Big data is an increasingly common phrase used to describe the analysis of datasets of such enormous size and/or complexity that they cannot be analysed using simple, traditional tools such as spreadsheets or desktop software.

The aims of big data analysis are usually to

  • spot new trends and opportunities that competitors might not be aware of
  • tailor marketing communications to groups (or even individuals) based on a holistic view of their behaviour and preferences
  • provide a better mix of products or services based on what is selling, where, and when
  • adjust prices dynamically to optimise profit
  • optimise stock levels based on predicted demand
  • etc.

If you’re in business, you already have access to a great deal of data, in a number of disparate systems, both online and offline, in the cloud, maybe stored on your server, your PC, your phone, written on pieces of paper and filed in cabinets. The important thing is to integrate the data from these systems in a way that provides you with meaningful information that helps you make better business decisions.

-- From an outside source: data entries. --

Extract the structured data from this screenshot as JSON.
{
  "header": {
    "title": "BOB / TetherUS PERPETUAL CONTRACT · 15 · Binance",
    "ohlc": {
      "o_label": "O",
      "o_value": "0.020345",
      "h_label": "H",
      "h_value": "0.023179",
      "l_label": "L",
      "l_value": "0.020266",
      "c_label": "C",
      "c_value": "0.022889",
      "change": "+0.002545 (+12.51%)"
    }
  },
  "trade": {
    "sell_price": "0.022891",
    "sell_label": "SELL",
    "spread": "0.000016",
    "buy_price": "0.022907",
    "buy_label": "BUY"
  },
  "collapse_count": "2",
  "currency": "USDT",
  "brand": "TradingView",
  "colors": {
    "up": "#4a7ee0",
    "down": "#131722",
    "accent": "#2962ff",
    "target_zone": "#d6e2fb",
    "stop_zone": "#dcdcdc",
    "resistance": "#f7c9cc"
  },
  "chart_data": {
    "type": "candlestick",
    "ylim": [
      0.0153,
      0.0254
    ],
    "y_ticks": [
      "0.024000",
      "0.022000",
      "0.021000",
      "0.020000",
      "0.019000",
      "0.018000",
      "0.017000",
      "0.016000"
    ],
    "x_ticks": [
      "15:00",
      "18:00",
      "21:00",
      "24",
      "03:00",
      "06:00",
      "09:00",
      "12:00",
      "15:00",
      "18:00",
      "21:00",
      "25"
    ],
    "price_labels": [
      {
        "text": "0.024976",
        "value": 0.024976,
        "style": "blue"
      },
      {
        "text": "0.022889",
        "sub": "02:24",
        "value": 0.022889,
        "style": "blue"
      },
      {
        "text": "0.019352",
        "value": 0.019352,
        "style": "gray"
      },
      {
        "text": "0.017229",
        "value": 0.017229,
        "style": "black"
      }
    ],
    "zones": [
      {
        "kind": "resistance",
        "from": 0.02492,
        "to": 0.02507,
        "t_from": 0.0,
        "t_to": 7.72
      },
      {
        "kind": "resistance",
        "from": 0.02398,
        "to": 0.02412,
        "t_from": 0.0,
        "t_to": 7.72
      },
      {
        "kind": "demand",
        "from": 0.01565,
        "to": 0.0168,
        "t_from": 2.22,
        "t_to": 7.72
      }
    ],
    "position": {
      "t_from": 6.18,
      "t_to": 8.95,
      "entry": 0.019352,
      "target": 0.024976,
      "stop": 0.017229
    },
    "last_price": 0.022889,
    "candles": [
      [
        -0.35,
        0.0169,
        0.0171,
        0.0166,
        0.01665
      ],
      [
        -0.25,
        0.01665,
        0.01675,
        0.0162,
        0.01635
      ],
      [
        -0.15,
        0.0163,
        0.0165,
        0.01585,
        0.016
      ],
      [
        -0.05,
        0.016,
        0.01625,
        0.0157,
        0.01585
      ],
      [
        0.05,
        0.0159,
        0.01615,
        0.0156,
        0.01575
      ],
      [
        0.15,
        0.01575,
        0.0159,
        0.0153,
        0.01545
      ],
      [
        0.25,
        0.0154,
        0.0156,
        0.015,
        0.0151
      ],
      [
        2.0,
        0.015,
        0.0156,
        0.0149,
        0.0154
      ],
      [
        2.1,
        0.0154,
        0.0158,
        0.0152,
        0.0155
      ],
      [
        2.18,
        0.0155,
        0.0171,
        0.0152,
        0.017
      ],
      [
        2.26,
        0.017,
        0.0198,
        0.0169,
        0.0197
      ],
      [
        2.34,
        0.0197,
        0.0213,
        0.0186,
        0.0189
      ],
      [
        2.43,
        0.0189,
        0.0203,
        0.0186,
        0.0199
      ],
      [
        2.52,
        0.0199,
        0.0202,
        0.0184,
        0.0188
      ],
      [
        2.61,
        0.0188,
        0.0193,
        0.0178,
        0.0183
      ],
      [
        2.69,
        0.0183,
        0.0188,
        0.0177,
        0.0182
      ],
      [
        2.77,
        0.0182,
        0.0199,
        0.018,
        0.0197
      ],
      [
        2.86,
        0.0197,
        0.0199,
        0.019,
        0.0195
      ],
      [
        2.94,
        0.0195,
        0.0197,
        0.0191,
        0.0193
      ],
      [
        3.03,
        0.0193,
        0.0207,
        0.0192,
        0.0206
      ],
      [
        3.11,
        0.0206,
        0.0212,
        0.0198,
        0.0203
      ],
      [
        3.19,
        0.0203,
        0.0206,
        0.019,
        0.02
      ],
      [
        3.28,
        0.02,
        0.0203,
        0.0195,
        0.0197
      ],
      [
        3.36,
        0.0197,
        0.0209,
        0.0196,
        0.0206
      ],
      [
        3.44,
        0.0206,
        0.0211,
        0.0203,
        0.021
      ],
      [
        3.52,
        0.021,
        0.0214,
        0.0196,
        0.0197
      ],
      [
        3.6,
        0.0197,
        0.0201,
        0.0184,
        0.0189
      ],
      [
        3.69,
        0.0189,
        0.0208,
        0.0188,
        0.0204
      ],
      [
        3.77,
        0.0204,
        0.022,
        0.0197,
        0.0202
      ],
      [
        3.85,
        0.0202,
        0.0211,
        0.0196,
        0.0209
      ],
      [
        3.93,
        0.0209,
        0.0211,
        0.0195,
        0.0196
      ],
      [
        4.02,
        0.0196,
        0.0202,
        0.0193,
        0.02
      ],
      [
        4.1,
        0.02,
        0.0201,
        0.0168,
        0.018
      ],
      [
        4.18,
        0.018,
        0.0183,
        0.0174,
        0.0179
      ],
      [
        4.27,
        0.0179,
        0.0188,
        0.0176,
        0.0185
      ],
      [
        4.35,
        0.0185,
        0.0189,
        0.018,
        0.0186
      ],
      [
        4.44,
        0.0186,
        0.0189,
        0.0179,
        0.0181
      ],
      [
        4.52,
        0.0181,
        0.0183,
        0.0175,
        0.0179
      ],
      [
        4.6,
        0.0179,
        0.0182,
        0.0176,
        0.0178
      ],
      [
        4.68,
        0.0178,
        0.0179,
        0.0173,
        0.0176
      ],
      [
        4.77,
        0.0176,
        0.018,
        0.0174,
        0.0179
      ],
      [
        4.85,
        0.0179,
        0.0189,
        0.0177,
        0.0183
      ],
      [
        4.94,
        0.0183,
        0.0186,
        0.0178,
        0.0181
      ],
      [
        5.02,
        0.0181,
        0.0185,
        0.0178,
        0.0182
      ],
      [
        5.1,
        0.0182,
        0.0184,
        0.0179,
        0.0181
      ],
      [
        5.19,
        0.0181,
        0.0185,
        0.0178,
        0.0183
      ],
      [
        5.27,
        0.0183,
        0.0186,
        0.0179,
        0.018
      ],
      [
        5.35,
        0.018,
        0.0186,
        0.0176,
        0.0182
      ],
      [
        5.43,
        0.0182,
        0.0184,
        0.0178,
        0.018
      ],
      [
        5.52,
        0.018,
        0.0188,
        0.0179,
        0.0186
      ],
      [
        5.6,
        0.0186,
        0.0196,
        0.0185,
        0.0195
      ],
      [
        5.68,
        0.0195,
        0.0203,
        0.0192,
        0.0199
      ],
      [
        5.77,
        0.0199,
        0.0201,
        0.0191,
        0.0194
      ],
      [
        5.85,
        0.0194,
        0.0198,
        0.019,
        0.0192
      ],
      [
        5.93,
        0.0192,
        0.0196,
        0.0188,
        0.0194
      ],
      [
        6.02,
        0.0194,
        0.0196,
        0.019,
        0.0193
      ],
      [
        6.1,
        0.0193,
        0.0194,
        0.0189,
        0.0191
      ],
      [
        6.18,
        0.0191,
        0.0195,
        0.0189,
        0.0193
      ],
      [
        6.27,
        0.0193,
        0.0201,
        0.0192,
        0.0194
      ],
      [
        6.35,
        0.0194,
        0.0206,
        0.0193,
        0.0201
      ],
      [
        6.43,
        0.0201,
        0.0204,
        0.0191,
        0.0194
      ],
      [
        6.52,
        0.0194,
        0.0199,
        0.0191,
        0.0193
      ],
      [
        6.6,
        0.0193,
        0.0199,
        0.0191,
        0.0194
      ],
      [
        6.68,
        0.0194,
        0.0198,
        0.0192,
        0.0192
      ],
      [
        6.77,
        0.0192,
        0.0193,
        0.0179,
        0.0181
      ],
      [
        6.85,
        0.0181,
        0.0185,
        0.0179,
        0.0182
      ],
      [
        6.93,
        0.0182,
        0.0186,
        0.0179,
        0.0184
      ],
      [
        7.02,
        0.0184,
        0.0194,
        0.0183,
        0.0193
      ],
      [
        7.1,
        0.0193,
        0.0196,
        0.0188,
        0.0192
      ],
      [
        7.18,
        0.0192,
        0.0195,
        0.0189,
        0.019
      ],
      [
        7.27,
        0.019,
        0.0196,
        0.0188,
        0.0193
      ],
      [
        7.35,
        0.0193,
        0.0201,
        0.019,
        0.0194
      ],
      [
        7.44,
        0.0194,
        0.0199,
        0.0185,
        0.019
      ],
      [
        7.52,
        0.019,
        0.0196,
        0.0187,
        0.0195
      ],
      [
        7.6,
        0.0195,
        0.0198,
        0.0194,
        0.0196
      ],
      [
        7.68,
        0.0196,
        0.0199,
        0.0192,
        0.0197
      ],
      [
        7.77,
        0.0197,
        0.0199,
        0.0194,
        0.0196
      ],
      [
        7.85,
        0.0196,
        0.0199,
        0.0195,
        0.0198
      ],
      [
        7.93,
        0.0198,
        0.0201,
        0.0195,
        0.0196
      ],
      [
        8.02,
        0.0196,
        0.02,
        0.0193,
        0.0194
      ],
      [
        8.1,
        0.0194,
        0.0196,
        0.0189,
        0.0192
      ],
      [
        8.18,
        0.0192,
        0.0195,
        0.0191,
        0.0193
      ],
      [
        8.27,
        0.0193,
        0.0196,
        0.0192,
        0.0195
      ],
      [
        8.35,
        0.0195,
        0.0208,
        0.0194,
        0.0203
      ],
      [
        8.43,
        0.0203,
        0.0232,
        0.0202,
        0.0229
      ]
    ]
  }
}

The best sources of data about your audience’s online behaviour  include:

  • Google Analytics
  • Google Adwords
  • Social signals (e.g. Facebook likes, tags, updates, tweets, Youtube comments, blog comments, etc.)
  • Email newsletter subscriptions

Other online data might come from

  • Competition entries
  • Survey participation

There are also many other business systems that you could use to capture behavioural data

  • Accounting system – e.g. who are your most profitable customers?
  • Customer relationship management (CRM) software

It’s a great idea to put together a framework of the big data that you can capture, based on your organisation’s goals, and then start making smart decisions with what you’ve found.

There could be patterns, e.g. you could spend a great deal of time and money marketing to a certain demographic, e.g. 18-25 year old males living in Auckland, see a spike in sales from that demographic, and then see from your CRM software that hardly any of them made a repeat purchase and from your accounting software and digital marketing campaign management tools that you spent more on acquiring them than they brought in to the business.

“Oh well”, you might think, “it was good to get the brand out into the marketplace, even if we didn’t make any money in the short term”. Your social media monitoring software could then tell you whether awareness of your brand has increased across the social networks – and can even tell you the proportion of people saying nice things about you.

So based on all of these insights you might rethink your approach for your next campaign.

From a purely marketing point of view, all of the data makes the most sense when you think about the customer journey – from attracting the prospect’s attention all the way through the conversion, retention, and finally getting them to advocate on your behalf.

These are the metrics that are typically used to measure behaviour at each stage of the lifecycle:

1. Attract

  • Website visits by source (social media, ad campaigns, email, referring sites, etc.)
  • Bounce rate (what is their ability to deliver qualified traffic?)
  • Branded search volume (how many people know about the brand?)
  • Unbranded search volume (how well are we performing in search engines for generic terms?)
  • Cost per click – should be as low as possible

2. Engage

  • Pageviews per visit
  • Video views
  • PDF downloads
  • Social shares
  • Facebook like, Twitter follow

3. Convert

  • Online purchases
  • Demo requests
  • Voucher downloads
  • Contact forms submitted
  • Requests for more information

4. Retain

  • % of repeat online purchases
  • Newsletter subscribers
  • % of returning visitors

5. Advocate

  • Social media shares and mentions
  • Social sentiment
  • N.B. it’s important to have monitoring in place to measure global social signals, not just from your own site(s)

Your next steps

  • Think about the customer journey(s) in your organisation
  • Then think about how to integrate online analysis tools with your business’s own internal systems to get a complete picture of these journeys.
  • Design marketing campaigns so that customer behaviour can be tracked all the way from awareness to advocacy.
  • If necessary, tweak campaigns as they are running.